Releasing Gail’s hand, Jack held out his arms, aping his father’s gesture, and he was younger still now, eight years old, or seven. He felt himself swept up, swung round; he couldn’t help but shriek with the joy of it.
“Come on, Jack, up you go,” said his father. It seemed to him as though his father had said this many times before. Certainly Jack knew instinctively what to do. Aided by his father’s strong hands, he scrambled up on to his shoulders, until his own feet were on either side of the man’s neck, resting on his chest. Jack’s hands were around his father’s forehead, his chin touching his father’s hair.

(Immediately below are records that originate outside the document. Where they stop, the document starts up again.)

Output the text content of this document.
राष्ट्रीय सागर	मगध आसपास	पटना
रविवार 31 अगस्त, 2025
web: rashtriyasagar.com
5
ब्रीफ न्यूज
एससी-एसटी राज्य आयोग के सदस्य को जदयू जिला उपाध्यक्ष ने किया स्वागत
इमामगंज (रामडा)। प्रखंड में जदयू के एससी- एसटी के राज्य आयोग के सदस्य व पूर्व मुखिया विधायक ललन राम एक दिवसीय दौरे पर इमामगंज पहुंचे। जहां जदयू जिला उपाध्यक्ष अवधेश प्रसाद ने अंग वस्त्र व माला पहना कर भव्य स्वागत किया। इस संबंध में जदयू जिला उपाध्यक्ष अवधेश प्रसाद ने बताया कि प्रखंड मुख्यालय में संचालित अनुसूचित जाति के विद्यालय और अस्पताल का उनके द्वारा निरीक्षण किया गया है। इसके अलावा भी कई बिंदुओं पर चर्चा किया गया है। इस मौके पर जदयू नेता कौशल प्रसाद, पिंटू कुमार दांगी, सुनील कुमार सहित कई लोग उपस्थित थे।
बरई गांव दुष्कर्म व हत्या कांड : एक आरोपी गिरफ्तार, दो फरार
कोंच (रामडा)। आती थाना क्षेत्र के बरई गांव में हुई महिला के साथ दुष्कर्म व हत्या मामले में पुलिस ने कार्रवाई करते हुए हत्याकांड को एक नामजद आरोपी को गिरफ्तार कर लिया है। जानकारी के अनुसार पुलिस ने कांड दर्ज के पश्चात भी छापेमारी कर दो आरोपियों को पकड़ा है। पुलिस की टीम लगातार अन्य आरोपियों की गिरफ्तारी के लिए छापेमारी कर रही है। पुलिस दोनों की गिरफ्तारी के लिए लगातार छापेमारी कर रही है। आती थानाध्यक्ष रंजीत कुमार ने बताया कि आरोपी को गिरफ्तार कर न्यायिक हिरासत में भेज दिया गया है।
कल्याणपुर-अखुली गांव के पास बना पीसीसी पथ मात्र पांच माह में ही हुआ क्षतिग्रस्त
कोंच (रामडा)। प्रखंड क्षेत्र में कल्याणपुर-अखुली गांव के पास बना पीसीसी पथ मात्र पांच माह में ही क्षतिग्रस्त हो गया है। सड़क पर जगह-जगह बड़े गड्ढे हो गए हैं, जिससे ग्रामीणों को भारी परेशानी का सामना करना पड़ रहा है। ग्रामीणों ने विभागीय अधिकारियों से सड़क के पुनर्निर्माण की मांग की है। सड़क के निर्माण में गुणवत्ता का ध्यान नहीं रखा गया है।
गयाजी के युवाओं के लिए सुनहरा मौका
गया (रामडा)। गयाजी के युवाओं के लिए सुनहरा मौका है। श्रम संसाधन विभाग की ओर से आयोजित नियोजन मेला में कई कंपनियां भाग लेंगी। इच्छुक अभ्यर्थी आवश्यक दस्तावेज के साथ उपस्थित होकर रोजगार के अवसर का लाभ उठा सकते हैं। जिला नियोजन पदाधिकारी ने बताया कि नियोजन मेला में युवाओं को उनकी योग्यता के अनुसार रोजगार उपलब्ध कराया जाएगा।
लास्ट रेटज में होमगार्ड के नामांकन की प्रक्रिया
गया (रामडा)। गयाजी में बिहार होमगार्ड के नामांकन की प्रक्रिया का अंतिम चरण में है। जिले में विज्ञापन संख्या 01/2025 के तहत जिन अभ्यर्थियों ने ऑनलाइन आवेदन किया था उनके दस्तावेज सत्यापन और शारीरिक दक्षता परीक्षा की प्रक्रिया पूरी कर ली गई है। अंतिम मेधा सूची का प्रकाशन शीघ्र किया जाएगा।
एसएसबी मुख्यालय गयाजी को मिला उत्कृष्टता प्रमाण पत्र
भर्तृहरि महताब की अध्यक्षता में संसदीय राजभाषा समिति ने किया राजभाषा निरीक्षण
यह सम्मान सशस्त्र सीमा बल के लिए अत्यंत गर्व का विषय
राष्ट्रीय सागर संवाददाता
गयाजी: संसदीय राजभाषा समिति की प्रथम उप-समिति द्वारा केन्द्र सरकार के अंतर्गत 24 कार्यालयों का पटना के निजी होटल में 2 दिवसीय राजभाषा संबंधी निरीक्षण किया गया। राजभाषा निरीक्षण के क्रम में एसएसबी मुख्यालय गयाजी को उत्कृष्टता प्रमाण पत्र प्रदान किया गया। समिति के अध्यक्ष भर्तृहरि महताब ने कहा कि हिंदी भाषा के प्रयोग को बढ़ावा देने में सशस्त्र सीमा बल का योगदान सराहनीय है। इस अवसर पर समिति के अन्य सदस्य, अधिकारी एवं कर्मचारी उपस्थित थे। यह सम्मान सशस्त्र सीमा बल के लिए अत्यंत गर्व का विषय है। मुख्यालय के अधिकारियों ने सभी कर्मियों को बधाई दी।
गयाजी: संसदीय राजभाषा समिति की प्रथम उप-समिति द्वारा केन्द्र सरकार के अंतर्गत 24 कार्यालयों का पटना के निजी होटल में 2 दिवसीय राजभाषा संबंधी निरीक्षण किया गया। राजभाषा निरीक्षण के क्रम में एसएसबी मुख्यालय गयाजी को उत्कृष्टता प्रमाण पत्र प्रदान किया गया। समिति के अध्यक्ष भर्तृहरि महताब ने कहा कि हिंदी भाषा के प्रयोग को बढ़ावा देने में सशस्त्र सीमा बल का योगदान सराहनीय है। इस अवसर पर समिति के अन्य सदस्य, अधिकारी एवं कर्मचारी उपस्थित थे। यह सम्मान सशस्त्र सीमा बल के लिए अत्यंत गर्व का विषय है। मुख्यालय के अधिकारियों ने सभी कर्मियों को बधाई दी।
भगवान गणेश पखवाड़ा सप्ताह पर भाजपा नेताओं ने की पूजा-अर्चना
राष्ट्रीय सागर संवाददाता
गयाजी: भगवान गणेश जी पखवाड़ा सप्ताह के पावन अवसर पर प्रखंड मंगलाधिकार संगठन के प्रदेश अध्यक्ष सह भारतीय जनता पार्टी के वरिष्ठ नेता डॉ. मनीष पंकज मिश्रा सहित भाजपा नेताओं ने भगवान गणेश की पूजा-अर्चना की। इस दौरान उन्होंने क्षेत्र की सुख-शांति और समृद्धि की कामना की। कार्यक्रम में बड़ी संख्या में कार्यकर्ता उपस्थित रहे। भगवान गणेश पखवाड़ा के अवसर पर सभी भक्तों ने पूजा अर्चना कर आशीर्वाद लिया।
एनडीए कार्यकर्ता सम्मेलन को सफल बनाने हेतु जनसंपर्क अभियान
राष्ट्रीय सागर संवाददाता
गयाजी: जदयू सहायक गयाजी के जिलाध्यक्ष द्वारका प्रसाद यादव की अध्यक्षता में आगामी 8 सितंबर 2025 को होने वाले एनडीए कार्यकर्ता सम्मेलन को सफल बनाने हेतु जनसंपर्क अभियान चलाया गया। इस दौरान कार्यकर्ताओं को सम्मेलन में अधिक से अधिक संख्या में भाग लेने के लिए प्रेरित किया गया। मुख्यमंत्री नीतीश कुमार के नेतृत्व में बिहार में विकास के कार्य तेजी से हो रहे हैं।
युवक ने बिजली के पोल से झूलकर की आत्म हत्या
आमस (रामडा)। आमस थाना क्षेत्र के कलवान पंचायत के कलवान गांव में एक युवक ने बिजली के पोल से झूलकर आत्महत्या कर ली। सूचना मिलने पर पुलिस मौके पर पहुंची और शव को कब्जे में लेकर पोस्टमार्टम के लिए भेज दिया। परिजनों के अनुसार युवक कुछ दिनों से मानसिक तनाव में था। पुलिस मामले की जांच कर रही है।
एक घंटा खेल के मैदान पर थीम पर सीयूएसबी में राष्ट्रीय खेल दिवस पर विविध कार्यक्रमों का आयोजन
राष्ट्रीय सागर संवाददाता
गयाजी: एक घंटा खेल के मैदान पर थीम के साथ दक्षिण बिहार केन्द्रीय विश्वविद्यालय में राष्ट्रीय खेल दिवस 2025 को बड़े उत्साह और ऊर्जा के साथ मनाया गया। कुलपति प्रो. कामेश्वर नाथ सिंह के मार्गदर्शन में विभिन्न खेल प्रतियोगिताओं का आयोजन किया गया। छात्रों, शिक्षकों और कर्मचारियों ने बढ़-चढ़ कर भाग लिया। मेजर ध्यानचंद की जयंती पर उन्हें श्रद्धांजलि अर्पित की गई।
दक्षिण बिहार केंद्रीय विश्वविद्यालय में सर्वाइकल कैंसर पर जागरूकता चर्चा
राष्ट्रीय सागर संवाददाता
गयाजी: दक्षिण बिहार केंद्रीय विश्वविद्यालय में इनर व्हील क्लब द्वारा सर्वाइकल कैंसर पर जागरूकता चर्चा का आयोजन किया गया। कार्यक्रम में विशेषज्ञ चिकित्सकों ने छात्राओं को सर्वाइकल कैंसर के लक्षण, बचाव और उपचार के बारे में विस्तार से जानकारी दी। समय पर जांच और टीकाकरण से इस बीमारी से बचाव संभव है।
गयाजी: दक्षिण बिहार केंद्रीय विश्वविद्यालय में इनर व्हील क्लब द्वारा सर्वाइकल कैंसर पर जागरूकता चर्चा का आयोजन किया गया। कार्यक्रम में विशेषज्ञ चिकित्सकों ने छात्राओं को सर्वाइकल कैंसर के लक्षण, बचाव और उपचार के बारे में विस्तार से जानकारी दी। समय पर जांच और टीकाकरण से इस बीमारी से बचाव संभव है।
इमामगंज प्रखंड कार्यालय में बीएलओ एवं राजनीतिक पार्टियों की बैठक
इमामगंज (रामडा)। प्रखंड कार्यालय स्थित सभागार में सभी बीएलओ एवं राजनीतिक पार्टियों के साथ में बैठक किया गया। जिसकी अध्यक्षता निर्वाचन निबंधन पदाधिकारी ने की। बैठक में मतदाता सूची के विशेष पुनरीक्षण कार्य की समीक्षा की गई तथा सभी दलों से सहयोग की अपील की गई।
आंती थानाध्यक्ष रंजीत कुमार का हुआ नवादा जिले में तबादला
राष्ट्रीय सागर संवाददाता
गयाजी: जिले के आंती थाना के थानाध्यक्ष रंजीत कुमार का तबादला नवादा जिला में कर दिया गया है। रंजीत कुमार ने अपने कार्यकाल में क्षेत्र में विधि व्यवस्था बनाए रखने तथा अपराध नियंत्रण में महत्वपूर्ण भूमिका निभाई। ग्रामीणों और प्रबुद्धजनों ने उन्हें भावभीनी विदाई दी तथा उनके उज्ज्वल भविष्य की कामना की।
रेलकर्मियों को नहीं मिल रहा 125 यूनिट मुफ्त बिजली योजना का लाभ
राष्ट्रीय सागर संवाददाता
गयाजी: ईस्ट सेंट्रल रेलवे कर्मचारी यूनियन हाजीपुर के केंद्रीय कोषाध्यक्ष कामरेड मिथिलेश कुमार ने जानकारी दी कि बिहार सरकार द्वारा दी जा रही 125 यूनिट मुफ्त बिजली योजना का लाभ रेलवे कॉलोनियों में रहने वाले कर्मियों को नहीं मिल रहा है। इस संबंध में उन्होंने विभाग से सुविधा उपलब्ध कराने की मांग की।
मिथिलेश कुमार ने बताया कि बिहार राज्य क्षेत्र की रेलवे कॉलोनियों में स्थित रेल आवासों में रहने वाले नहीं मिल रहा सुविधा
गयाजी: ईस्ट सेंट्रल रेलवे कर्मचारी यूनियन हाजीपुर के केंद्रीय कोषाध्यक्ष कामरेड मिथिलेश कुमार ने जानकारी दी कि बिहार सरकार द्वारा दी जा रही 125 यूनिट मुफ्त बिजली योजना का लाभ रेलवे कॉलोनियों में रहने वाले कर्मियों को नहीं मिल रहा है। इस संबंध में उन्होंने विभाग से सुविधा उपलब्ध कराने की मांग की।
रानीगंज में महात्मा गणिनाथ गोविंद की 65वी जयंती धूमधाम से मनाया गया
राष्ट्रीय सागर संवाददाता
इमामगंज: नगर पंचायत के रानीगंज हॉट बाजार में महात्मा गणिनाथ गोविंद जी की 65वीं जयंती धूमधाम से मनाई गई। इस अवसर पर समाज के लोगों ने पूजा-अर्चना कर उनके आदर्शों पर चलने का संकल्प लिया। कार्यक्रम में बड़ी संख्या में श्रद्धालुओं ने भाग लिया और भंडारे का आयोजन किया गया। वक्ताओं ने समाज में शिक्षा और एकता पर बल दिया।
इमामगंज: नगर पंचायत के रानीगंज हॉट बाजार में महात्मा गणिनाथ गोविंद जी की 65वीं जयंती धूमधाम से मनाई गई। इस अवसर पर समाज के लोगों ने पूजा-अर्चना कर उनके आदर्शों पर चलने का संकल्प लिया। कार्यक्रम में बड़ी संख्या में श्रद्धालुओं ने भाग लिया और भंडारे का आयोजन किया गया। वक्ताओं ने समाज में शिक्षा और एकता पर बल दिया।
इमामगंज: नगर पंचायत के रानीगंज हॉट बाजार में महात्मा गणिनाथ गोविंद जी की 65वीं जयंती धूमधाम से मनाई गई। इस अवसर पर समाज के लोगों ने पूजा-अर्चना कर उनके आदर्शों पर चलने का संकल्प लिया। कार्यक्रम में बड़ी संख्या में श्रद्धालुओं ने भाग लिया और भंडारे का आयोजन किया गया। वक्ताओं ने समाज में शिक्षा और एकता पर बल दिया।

Jack squinted up into the sunny sky. Though he had faith in his father, he found all at once that he was confused, that his thoughts had fled. “Where are we going, Daddy?” he asked as his father began to walk.
“We’re going to see Mummy and Gail,” his father said. “Don’t you remember?”
Mummy and Gail. Jack knew that the names were so familiar they were part of him, but strangely, he could conjure up no faces to accompany them. He put the thought from his mind for the time being and concentrated instead on holding tight to Daddy’s forehead so that he wouldn’t slip from his shoulders. It was an awful long way to the ground. Being up here was scary, but it was exciting, too. “I’m the king of the castle, you’re a dirty rascal,” he sang as they jolted along.
Then they were standing at the entrance to a churchyard. It was a sudden transition, like a cut in a film, or as if Jack had fallen asleep for a while and only now woken up. Except that he couldn’t have been asleep because he was standing beside his Daddy, holding his hand, unless of course he’d been sleepwalking. In his other hand he was holding a bunch of flowers, some yellow ones which he knew as daffydills and some pink ones which were roses (he vaguely remembered Daddy telling him to “be careful of the thorns, they’re sharp”). Daddy crouched beside him and Jack turned to him expectantly. “Okay, Champ?” Daddy said.